Cours privés en ligne

Les MOOCs ont constitué dès leur apparition une véritable révolution dans le domaine de l’éducation en ligne. Nombreux spécialistes sont allés jusqu’à prédire la disparition quasi-totale d’institutions d’enseignement supérieur au profit des cours en ligne. Dans un article de Wired paru en mars 2012, Sebastian Thrun, fondateur d’Udacity et spécialiste en intelligence artificielle de l’université de Stanford, affirmait que l’avenir de l’éducation résidait dans le numérique et l’enseignement à distance. Il prévoyait que dans dix ans le nombre d’institutions d’enseignement supérieur ne dépasserait plus une dizaine d’établissements dans le monde.

Or les nombreux inconvénients des cours en ligne ouverts et massifs soulevés par les observateurs, ainsi que l’apparition du nouveau phénomène des SPOCs laissent prévoir un changement radical de la situation.

Les points négatifs des MOOCS

Depuis leur émergence, les MOOCs ont fait l’objet de concurrence entre les différentes universités ainsi que les sites spécialisés dans l’apprentissage en ligne. Google a dernièrement lancé une plateforme MOOC en partenariat avec EdX. Mais très vite on commence à remarquer les limites de ce nouveau phénomène et à en faire la critique. L’infographie de HelloMentor parue récemment a d’ailleurs dressé une liste des points jugés négatifs des MOOCs.

Les universitaires sont les premiers à soulever le problème lié à ce mode de cours à distance ; remplacer les cours traditionnels par des vidéos en ligne leur semble inquiétant. Une critique revenant très régulièrement au sujet des cours en ligne ouverts et massifs concerne le « taux de complétion » très bas des Moocs ; le taux des participants allant jusqu’à la fin des cours ne dépasse pas dans la plupart des cas la barre des 10 %.

En effet, le taux très élevé d’abandon des apprenants dans les formations ouvertes à distance (autour de 90% !) met l’accent sur un problème relatif à leur efficacité. Mais le problème de notation reste en premier plan des débats. Le caractère gratuit et massif des MOOCs donne la possibilité à tout le monde d’y participer sans tenir compte du niveau des compétences et des connaissances des inscrits. De ce fait, le MOOC n’aurait pas réellement de valeur sur les CV des demandeurs d’emploi.

Ces critiques récurrentes ont poussé certaines universités américaines à chercher une autre alternative en expérimentant une nouvelle forme d’enseignement « hybride », à savoir le SPOC (Small Private Online Courses).

Les SPOCs : des cours en ligne gratuits en accès limité

Au lieu de chercher à remplacer les enseignements traditionnels par les cours en ligne, il conviendrait mieux de faire de ces cours en ligne un moyen pour compléter et améliorer les enseignements traditionnels.

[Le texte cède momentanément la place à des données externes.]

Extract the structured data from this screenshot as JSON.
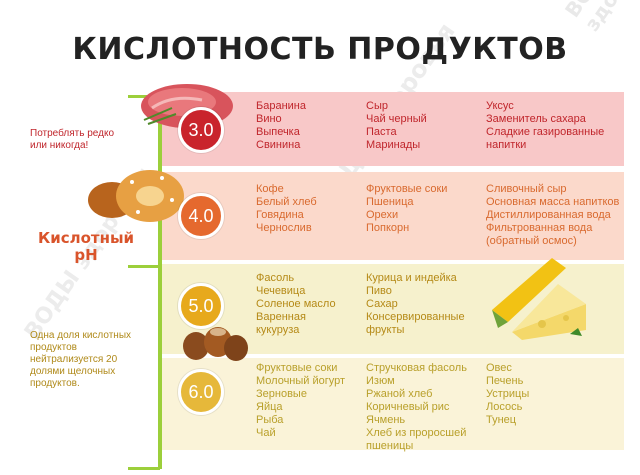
{
  "watermark": "ВОДЫ здоровья",
  "title": "КИСЛОТНОСТЬ ПРОДУКТОВ",
  "side": {
    "note_top": [
      "Потреблять редко",
      "или никогда!"
    ],
    "acid_label": [
      "Кислотный",
      "pH"
    ],
    "note_bottom": [
      "Одна доля кислотных",
      "продуктов",
      "нейтрализуется 20",
      "долями щелочных",
      "продуктов."
    ]
  },
  "levels": [
    {
      "ph": "3.0",
      "color": "#c9242c",
      "cols": [
        [
          "Баранина",
          "Вино",
          "Выпечка",
          "Свинина"
        ],
        [
          "Сыр",
          "Чай черный",
          "Паста",
          "Маринады"
        ],
        [
          "Уксус",
          "Заменитель сахара",
          "Сладкие газированные",
          "напитки"
        ]
      ]
    },
    {
      "ph": "4.0",
      "color": "#e5692e",
      "cols": [
        [
          "Кофе",
          "Белый хлеб",
          "Говядина",
          "Чернослив"
        ],
        [
          "Фруктовые соки",
          "Пшеница",
          "Орехи",
          "Попкорн"
        ],
        [
          "Сливочный сыр",
          "Основная масса напитков",
          "Дистиллированная вода",
          "Фильтрованная вода",
          "(обратный осмос)"
        ]
      ]
    },
    {
      "ph": "5.0",
      "color": "#e7a91c",
      "cols": [
        [
          "Фасоль",
          "Чечевица",
          "Соленое масло",
          "Варенная",
          "кукуруза"
        ],
        [
          "Курица и индейка",
          "Пиво",
          "Сахар",
          "Консервированные",
          "фрукты"
        ]
      ]
    },
    {
      "ph": "6.0",
      "color": "#e6b83a",
      "cols": [
        [
          "Фруктовые соки",
          "Молочный йогурт",
          "Зерновые",
          "Яйца",
          "Рыба",
          "Чай"
        ],
        [
          "Стручковая фасоль",
          "Изюм",
          "Ржаной хлеб",
          "Коричневый рис",
          "Ячмень",
          "Хлеб из проросшей",
          "пшеницы"
        ],
        [
          "Овес",
          "Печень",
          "Устрицы",
          "Лосось",
          "Тунец"
        ]
      ]
    }
  ],
  "images": [
    "meat",
    "pastry",
    "hazelnuts",
    "corn-and-cheese"
  ]
}
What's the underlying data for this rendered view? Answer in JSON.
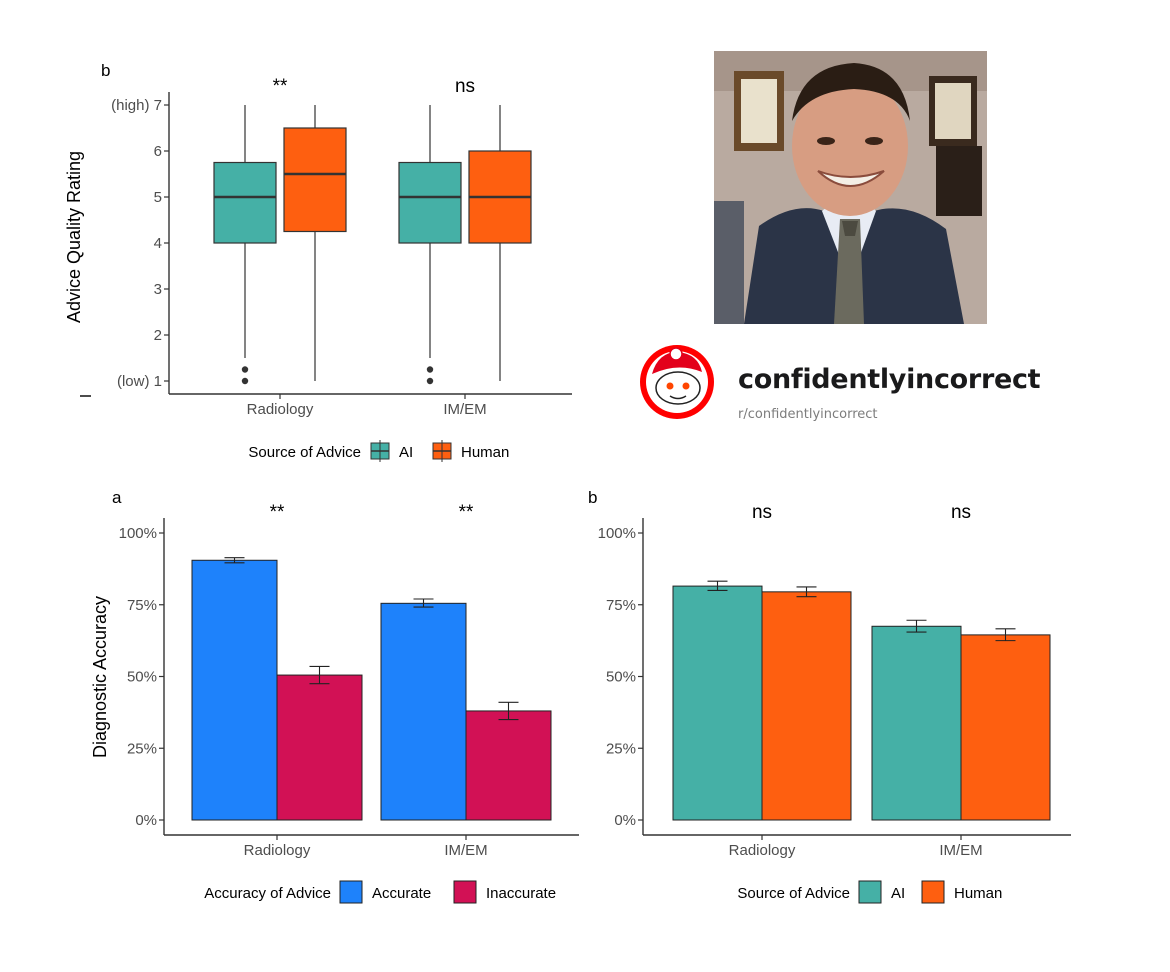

Anant Agarwal, président d’EdX, pense que c’est possible et réalisable d’où la dernière expérience menée avec Armando Fox, professeur à l’université de Berkeley: les SPOCs (small private online classes, petits cours privés en ligne) par opposition aux cours massifs.

En gardant les principes de base du MOOC, à savoir la gratuité des cours accessibles en ligne, le SPOC se différencie par  le nombre et le caractère sélectif des participants aux cours. Les cours en ligne seront donc soumis à un processus de sélection et destinés à un nombre restreint de participants qui seront en mesure d’accéder depuis chez eux à des cours vidéo et des contenus en ligne avant d’aller en cours. L’idée de ces cours en ligne gratuits et en accès limité est assez simple : elle donne la possibilité aux enseignants d’utiliser des cours vidéo de type MOOC ainsi que des contenus pédagogiques numériques pour des cours donnés dans les salles de classe. Ceci permettra un travail collaboratif sur des projets et facilitera l’évaluation des étudiants en fonction de leur niveau « réel » mettant ainsi un terme au problème de notation posé par les MOOCs.

Parmi les universités américaines qui étaient les premières à expérimenter le SPOC, on retrouve tout naturellement Harvard, Berkeley et l’Université de San José avec des premiers résultats plutôt à la hauteur. Certains partenariats commencent à se créer pour bien mener l’expérience SPOC dont un partenariat entre edX et l’Université de San José  qui a d’ailleurs donné des résultats satisfaisants sur cette première expérience : 91% de ses étudiants ont réussi leur examen en suivant ce SPOC contre 65% pour les apprenants qui ont choisi un cursus classique.